Pregnancy is an amazing experience, but if you have worked tirelessly to secure your place of employment in your organization and set yourself on a steady career path, it is not just a time of toys and nurseries, it may also be a difficult and confusing time.

What will happen to your job? Can you continue to build your career? Will your manager consider you a liability?

Luckily, the Australian and State Governments understand these concerns and legislation has been put in place to ensure your rights as an employee are protected.

Having a child doesn’t mean the end to your career. Below is some basic information about your rights, as a pregnant woman, in the workplace.

Getting a Job

If you are pregnant and in search of work, it can sometimes feel like the whole world is against you — but rest assured, the law is on your side. If you apply for a position, the potential employer must give you the same consideration as any other candidate. Advising them of your situation is the best way to start off a working relationship, and if you’re already in maternity wear it’s likely they can guess!

While they can ask about your pregnancy in order to ascertain requirements or restrictions you may have, they can’t use the information against you.

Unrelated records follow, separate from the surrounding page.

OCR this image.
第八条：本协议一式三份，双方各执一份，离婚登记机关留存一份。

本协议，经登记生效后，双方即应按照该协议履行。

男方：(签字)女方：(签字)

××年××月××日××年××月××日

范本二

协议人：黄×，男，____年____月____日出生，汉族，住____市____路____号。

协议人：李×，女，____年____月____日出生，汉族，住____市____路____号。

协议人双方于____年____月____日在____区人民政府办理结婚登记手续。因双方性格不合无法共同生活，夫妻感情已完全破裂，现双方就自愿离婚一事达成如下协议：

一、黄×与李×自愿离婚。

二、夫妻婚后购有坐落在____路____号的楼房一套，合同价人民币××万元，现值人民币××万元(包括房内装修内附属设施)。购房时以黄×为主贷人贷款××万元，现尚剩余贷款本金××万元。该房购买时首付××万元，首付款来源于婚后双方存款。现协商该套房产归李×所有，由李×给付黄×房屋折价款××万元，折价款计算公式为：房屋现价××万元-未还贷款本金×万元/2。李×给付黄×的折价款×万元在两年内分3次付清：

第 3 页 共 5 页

There are a few exceptions to the rule, and these basically relate to short-term contracts that require work to be completed in a time within which your birth will make completion impossible, or if a significant part of the role poses OH&S risks to you or your baby.


While working prior to the arrival of your baby, there are also certain rights extended to you. The most obvious is the right not to be harassed in the workplace. In addition to this, if your condition means you can no longer safely perform your duties, you may ask to be moved to a more appropriate position, at the same pay rate.

Taking Maternity Leave

When it comes to your maternity leave, you do have the right to take unpaid leave if you meet employment length criteria with your current employer. However, paid leave is at the discretion of your employer if it is a company policy or in the hands of government criteria if you are considering applying for the Federal Government paid maternity leave scheme. In order to be approved for maternity leave, you will need to fill out special forms and notify your employer several weeks prior to your return to work.

If you need to take further leave due to pregnancy related illness, there is also the option of special maternity leave.

Getting Back to Work

Going back to work can be difficult, especially if you are not inclined to leave your baby in child care regularly and you don’t have family support to otherwise look after the child. While you can’t request to return to work in your full-time position, but undertake it on a part time basis, most states do have regulations in place for the provision of more flexible work options for parents and carers with responsibilities.

Talk to your manager and your HR division, they will be able to advise you of what is possible so you can select the most suitable arrangement for all of involved.